LA QUINTA
Por Jorge O. Sallenave (*)
Los personajes y los hechos mencionados en esta obra son ficticios. A Francisco S. que no dudó en preparar el suelo y plantar nogales. “Si tanto sorprende la vida, cuánto más ha de sorprender la muerte”. A Eduardo S. por mostrarme La Quinta. “Distinto era el caso del hombre que lo sostenía. Él tenía alma, estaba vivo y convencido de que en sus brazos cargaba al Redentor” (De la novela “El Club de las Acacias”)
El brujo que hablaba con los muertos
Ricardo Yñaga no se hizo brujo en un santiamén. Le llevó años convencerse de que lo era y durante ese tiempo cambió, por fuera y por dentro. Enflaqueció y se le curvó la espalda. Perdió el cabello y la calvicie descubrió un cráneo puntiagudo, de piel blanca, que contrastaba con el color rojizo de su barba ensortijada, crecida hasta el pecho. Se le sumieron las mejillas de tal forma que los pómulos agudos y su nariz aguileña parecían despegadas del rostro. Los ojos, en principio celestes y vivaces, se adormecieron en un tinte gris. Adoptó como única vestimenta una sotana raída, calzó sandalias, tanto en verano como en invierno, y se colgó collares de fantasía. Hablaba poco y pensaba mucho. ¿Cómo vivió durante esos años? Se levantaba temprano. Sentado en la vereda, apoyaba el mentón en las rodillas y entrecerraba los párpados. Daba la impresión que dormitaba. Sin embargo, mantenía el cerebro despabilado y con los rayos del sol iluminándole la calva se preguntaba cosas como éstas: “¿Seré brujo? ¿Qué hacen los brujos? ¿Podré espiar lo que va a suceder?” Con esas inquietudes permanecía allí hasta el mediodía, momento en que se trasladaba a la iglesia para pedir limosna. Los niños le hacían morisquetas y rondas. Los adultos hurgaban sus bolsillos y le arrojaban alguna moneda. Regresaba a su casa al anochecer, y después de tomar caldo o té, se acostaba sin despojarse de la sotana. Antes de dormirse buscaba alguna referencia y recordaba a los brujos que conocía. Personajes que quemaban velas, dibujaban cartas astrales, fabricaban filtros para el amor, leían borras de café o esferas lustrosas de vidrio. Yñaga deseaba algo distinto para él, ambicionaba un destino extraordinario.

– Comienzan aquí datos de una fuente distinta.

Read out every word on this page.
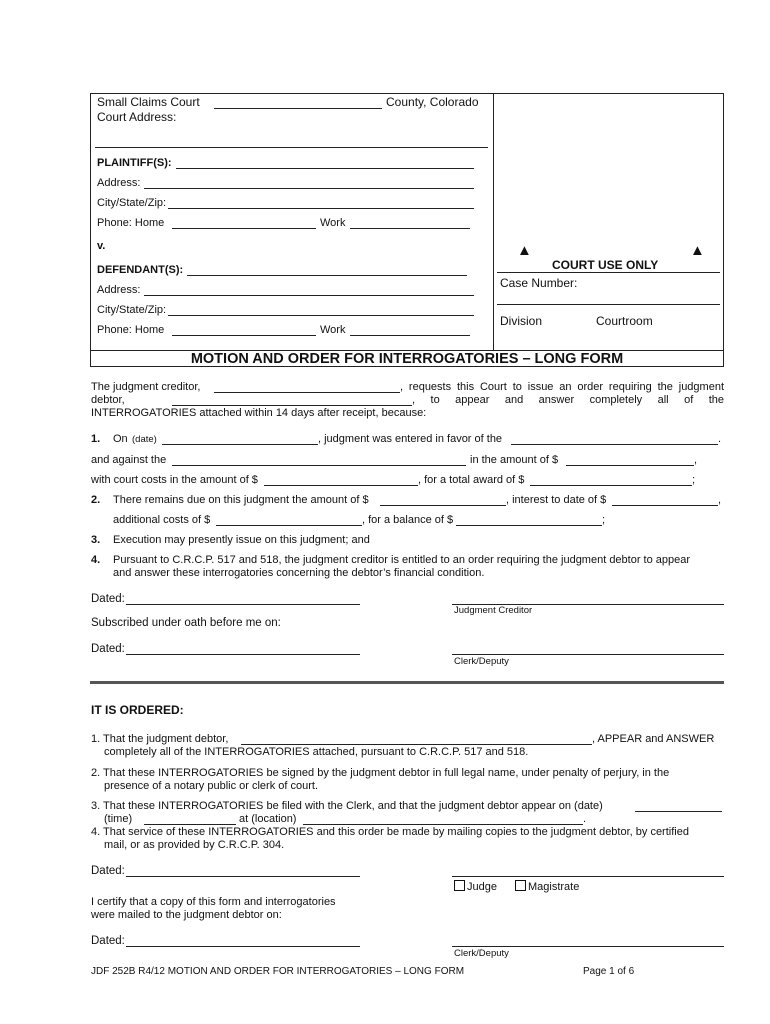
Small Claims Court	County, Colorado
Court Address:
PLAINTIFF(S):
Address:
City/State/Zip:
Phone: Home	Work
v.
DEFENDANT(S):
Address:
City/State/Zip:
Phone: Home	Work
▲	▲
COURT USE ONLY
Case Number:
Division	Courtroom
MOTION AND ORDER FOR INTERROGATORIES – LONG FORM
The judgment creditor,	, requests this Court to issue an order requiring the judgment
debtor,	, to appear and answer completely all of the
INTERROGATORIES attached within 14 days after receipt, because:
1. On (date)	, judgment was entered in favor of the	.
and against the	in the amount of $	,
with court costs in the amount of $	, for a total award of $	;
2. There remains due on this judgment the amount of $	, interest to date of $	,
additional costs of $	, for a balance of $	;
3. Execution may presently issue on this judgment; and
4. Pursuant to C.R.C.P. 517 and 518, the judgment creditor is entitled to an order requiring the judgment debtor to appear
and answer these interrogatories concerning the debtor’s financial condition.
Dated:
Judgment Creditor
Subscribed under oath before me on:
Dated:
Clerk/Deputy
IT IS ORDERED:
1. That the judgment debtor,	, APPEAR and ANSWER
completely all of the INTERROGATORIES attached, pursuant to C.R.C.P. 517 and 518.
2. That these INTERROGATORIES be signed by the judgment debtor in full legal name, under penalty of perjury, in the
presence of a notary public or clerk of court.
3. That these INTERROGATORIES be filed with the Clerk, and that the judgment debtor appear on (date)
(time)	at (location)	.
4. That service of these INTERROGATORIES and this order be made by mailing copies to the judgment debtor, by certified
mail, or as provided by C.R.C.P. 304.
Dated:
Judge	Magistrate
I certify that a copy of this form and interrogatories
were mailed to the judgment debtor on:
Dated:
Clerk/Deputy
JDF 252B R4/12 MOTION AND ORDER FOR INTERROGATORIES – LONG FORM	Page 1 of 6
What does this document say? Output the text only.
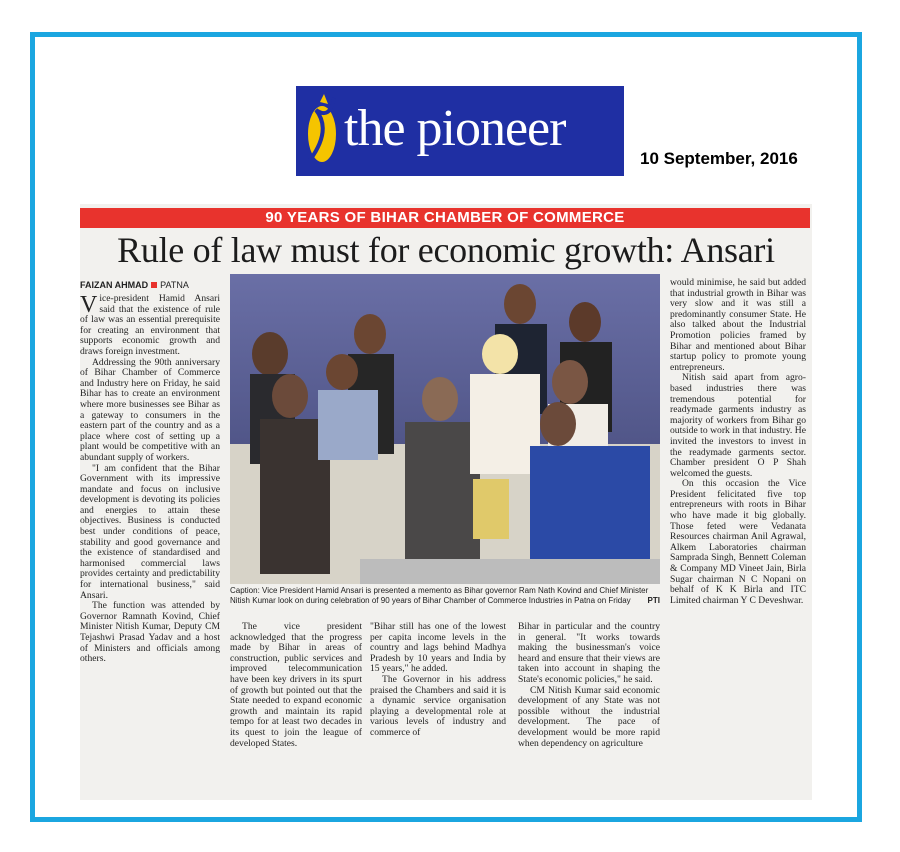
the pioneer
10 September, 2016
90 YEARS OF BIHAR CHAMBER OF COMMERCE
Rule of law must for economic growth: Ansari
FAIZAN AHMAD PATNA

Vice-president Hamid Ansari said that the existence of rule of law was an essential prerequisite for creating an environment that supports economic growth and draws foreign investment.

Addressing the 90th anniversary of Bihar Chamber of Commerce and Industry here on Friday, he said Bihar has to create an environment where more businesses see Bihar as a gateway to consumers in the eastern part of the country and as a place where cost of setting up a plant would be competitive with an abundant supply of workers.

"I am confident that the Bihar Government with its impressive mandate and focus on inclusive development is devoting its policies and energies to attain these objectives. Business is conducted best under conditions of peace, stability and good governance and the existence of standardised and harmonised commercial laws provides certainty and predictability for international business," said Ansari.

The function was attended by Governor Ramnath Kovind, Chief Minister Nitish Kumar, Deputy CM Tejashwi Prasad Yadav and a host of Ministers and officials among others.

Caption: Vice President Hamid Ansari is presented a memento as Bihar governor Ram Nath Kovind and Chief Minister Nitish Kumar look on during celebration of 90 years of Bihar Chamber of Commerce Industries in Patna on Friday PTI

The vice president acknowledged that the progress made by Bihar in areas of construction, public services and improved telecommunication have been key drivers in its spurt of growth but pointed out that the State needed to expand economic growth and maintain its rapid tempo for at least two decades in its quest to join the league of developed States.

"Bihar still has one of the lowest per capita income levels in the country and lags behind Madhya Pradesh by 10 years and India by 15 years," he added.

The Governor in his address praised the Chambers and said it is a dynamic service organisation playing a developmental role at various levels of industry and commerce of

Bihar in particular and the country in general. "It works towards making the businessman's voice heard and ensure that their views are taken into account in shaping the State's economic policies," he said.

CM Nitish Kumar said economic development of any State was not possible without the industrial development. The pace of development would be more rapid when dependency on agriculture

would minimise, he said but added that industrial growth in Bihar was very slow and it was still a predominantly consumer State. He also talked about the Industrial Promotion policies framed by Bihar and mentioned about Bihar startup policy to promote young entrepreneurs.

Nitish said apart from agro-based industries there was tremendous potential for readymade garments industry as majority of workers from Bihar go outside to work in that industry. He invited the investors to invest in the readymade garments sector. Chamber president O P Shah welcomed the guests.

On this occasion the Vice President felicitated five top entrepreneurs with roots in Bihar who have made it big globally. Those feted were Vedanata Resources chairman Anil Agrawal, Alkem Laboratories chairman Samprada Singh, Bennett Coleman & Company MD Vineet Jain, Birla Sugar chairman N C Nopani on behalf of K K Birla and ITC Limited chairman Y C Deveshwar.
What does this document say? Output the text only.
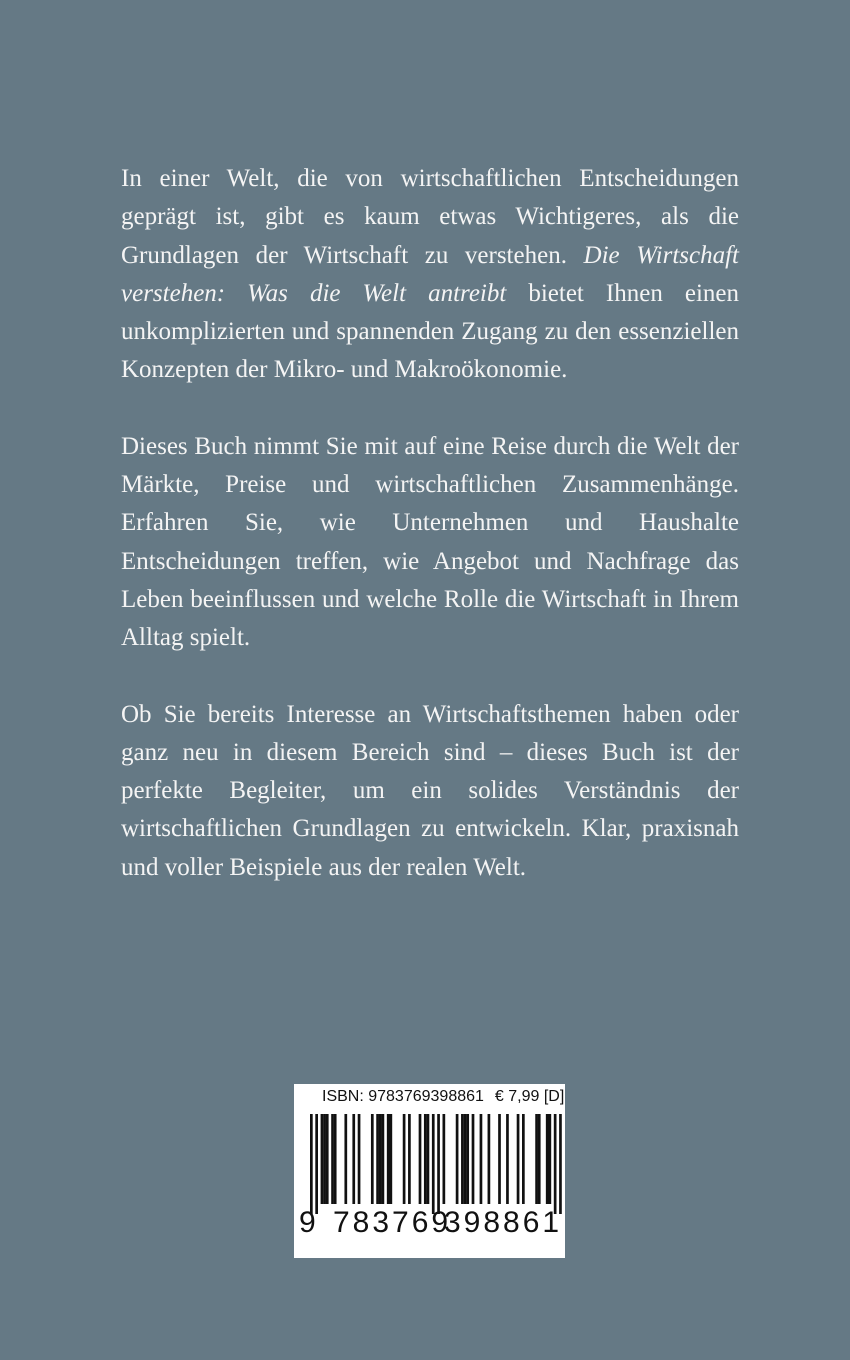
In einer Welt, die von wirtschaftlichen Entscheidungen geprägt ist, gibt es kaum etwas Wichtigeres, als die Grundlagen der Wirtschaft zu verstehen. Die Wirtschaft verstehen: Was die Welt antreibt bietet Ihnen einen unkomplizierten und spannenden Zugang zu den essenziellen Konzepten der Mikro- und Makroökonomie.

Dieses Buch nimmt Sie mit auf eine Reise durch die Welt der Märkte, Preise und wirtschaftlichen Zusammenhänge. Erfahren Sie, wie Unternehmen und Haushalte Entscheidungen treffen, wie Angebot und Nachfrage das Leben beeinflussen und welche Rolle die Wirtschaft in Ihrem Alltag spielt.

Ob Sie bereits Interesse an Wirtschaftsthemen haben oder ganz neu in diesem Bereich sind – dieses Buch ist der perfekte Begleiter, um ein solides Verständnis der wirtschaftlichen Grundlagen zu entwickeln. Klar, praxisnah und voller Beispiele aus der realen Welt.

ISBN: 9783769398861 € 7,99 [D]
9 783769
398861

Una mañana, doña Paca, importante vecina del barrio, tropezó con él. Venía apurada, cargada con paquetes, seguida por Teófila, la criada, una adolescente boba. El aspirante a brujo y la matrona cayeron al suelo. Las naranjas fueron a parar a la calle, los huevos se partieron con escupidas doradas, la manteca lubricó la vereda. Doña Paca era de genio fuerte. Insultó a Yñaga con ganas. Lo llamó monje en desgracia (la sotana tuvo que ver en esta definición), colorado enclenque (la imagen nació aquí por la barba enrojecida y su extrema delgadez), muerto de hambre charlatán (verdad a medias, porque si bien podía calificarse a Yñaga de muerto de hambre, era totalmente falso que abusara de la palabra).
El aprendiz de brujo, asustado, intentó detener a la enfurecida mujer prometiendo un imposible: pagarle los daños. Y como la promesa no surtió el efecto deseado aclaró:
—Le haré ganar a la quiniela. Para eso soy brujo… juegue al 84, en la Nacional.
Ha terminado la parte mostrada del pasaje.